Dopo la Coppa Italia parte il campionato: Toro in cerca di conferme, Bologna in cerca di riscatto

Sinisa Mihaijlovic, allenatore del Torino-torino (Fonte immagine: zimbio.com)
Sinisa Mihaijlovic, allenatore del Torino-torino (Fonte immagine: zimbio.com)

BOLOGNA – Dopo la partenza col botto in Coppa Italia, il Toro prepara il primo impegno in campionato; ad attenderlo al “Dall’Ara” ci sarà il Bologna di Donadoni, sicuramente desideroso di rifarsi dopo la clamorosa eliminazione con il Cittadella.

DA DOVE PARTONO TORO E BOLOGNA – Entrambe le squadre vengono da due stagioni probabilmente di transizione: se il Toro adesso vorrebbe puntare all’Europa, il Bologna vuole senz’altro fare un passo avanti rispetto ala salvezza ottenuta l’anno scorso. Entrambe, poi, hanno fatto un mercato “oculato” (per riprendere l’espressione usata sul sito Toronews); pochi acquisti, poche cessioni, nessuna grande nome ma attenzione a riempire i buchi che mancavano. Riguardo al Toro, peraltro, è stata una settimana con varie novità in entrata e in uscita: Benassi alla Fiorentina, Rossettini al Genoa, Sadiq dalla Roma (via Bologna) e Rincon dalla Juve. Sicuramente diverse, come si diceva, sono le impressione dai rispettivi match in Coppa Italia. Il Toro ha iniziato in maniera brillantissima: è vero che il Trapani è una squadra di Lega Pro, ma un 7-1 i granata non lo facevano da tempo nemmeno con squadre di serie inferiore. Soprattutto è parso già in gran forma il tridente d’attacco: Belotti (due gol), Falque (un gol) e Ljajic (nessun gol ma tanto bel gioco). Al Bologna, invece è andato tutto clamorosamente storto contro il Cittadella, a partire dall’espulsione del regista Verdi dopo pochi minuti; lo 0-3 finale riassume perfettamente una serata da dimenticare in fretta.
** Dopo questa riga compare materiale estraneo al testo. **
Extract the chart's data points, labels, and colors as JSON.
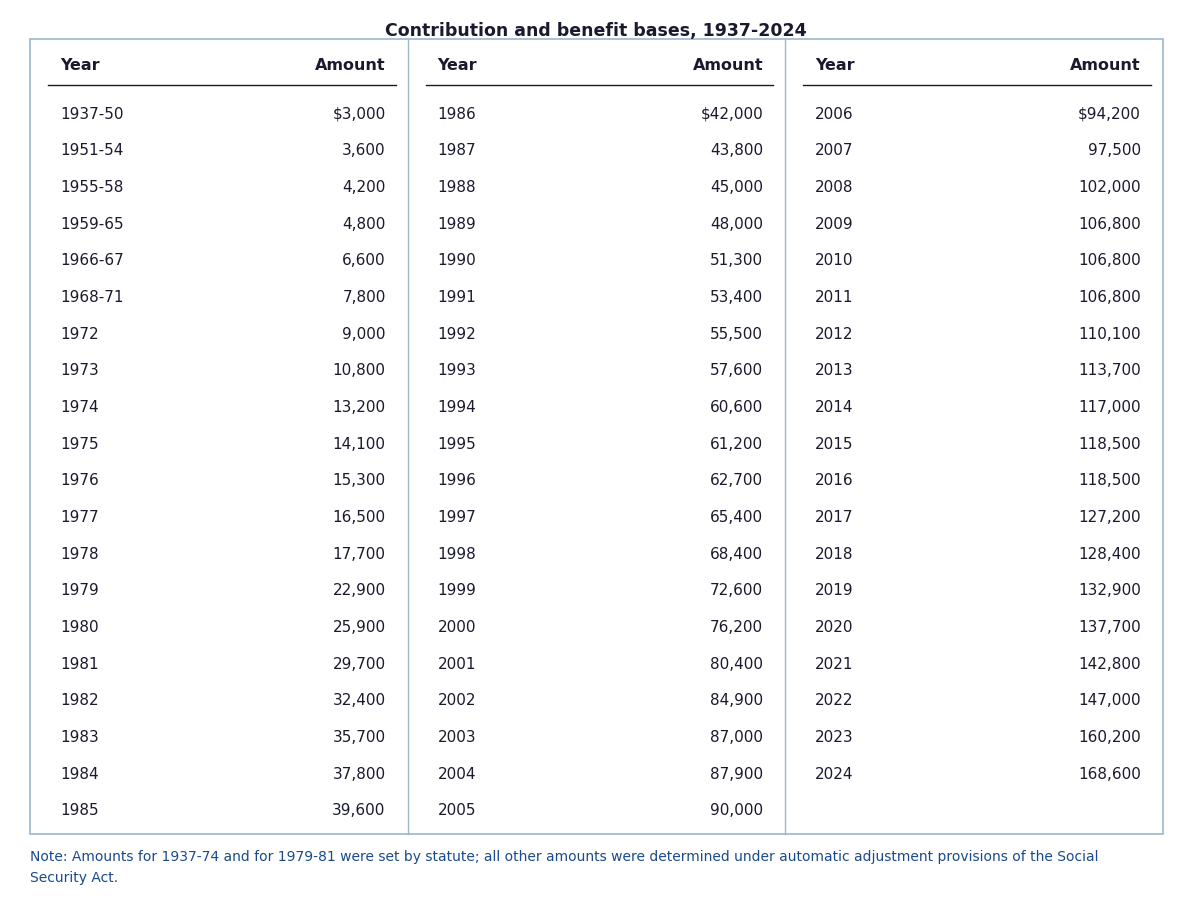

DUE BUONI ATTACCHI E DUE DIFESE DA VALUTARE – Le armi per fare male, comunque, i felsinei ce le hanno. Una è il suddetto Verdi, ispiratore di tante manovre rossoblu e sicuramente ex rimpianto da Cairo; domani dovrebbe esserci malgrado i problemi al gomito. L’attacco può poi vantare il duo Destro-Di Francesco ed il valore aggiunto del neoarrivato Palacio, che potrebbe scendere già in campo. Il Toro è al gran completo in attacco ma ha delle assenze in difesa (Lyanco) e a centrocampo (Baselli e Valdifiori): si prevede un ballottaggio Barreca-Molinaro nella retroguardia e Obi-Acquah in mezzo.

QUALCHE PRECEDENTE – Belotti ha già fatto male ai rossoblu più di una volta, sia a Torino sia a Bologna. D’altra parte, i granata sono usciti spesso con le ossa rotte dal “Dall’Ara” e l’ultimo match ha girato decisamente a favore dei ragazzi di Donadoni, con un 2-0 firmato dall’ex Dzemaili. Difficile fare pronostici insomma, anche se sulla carta i ragazzi di Mihajlovic hanno qualcosa in più. Chi vivrà vedrà.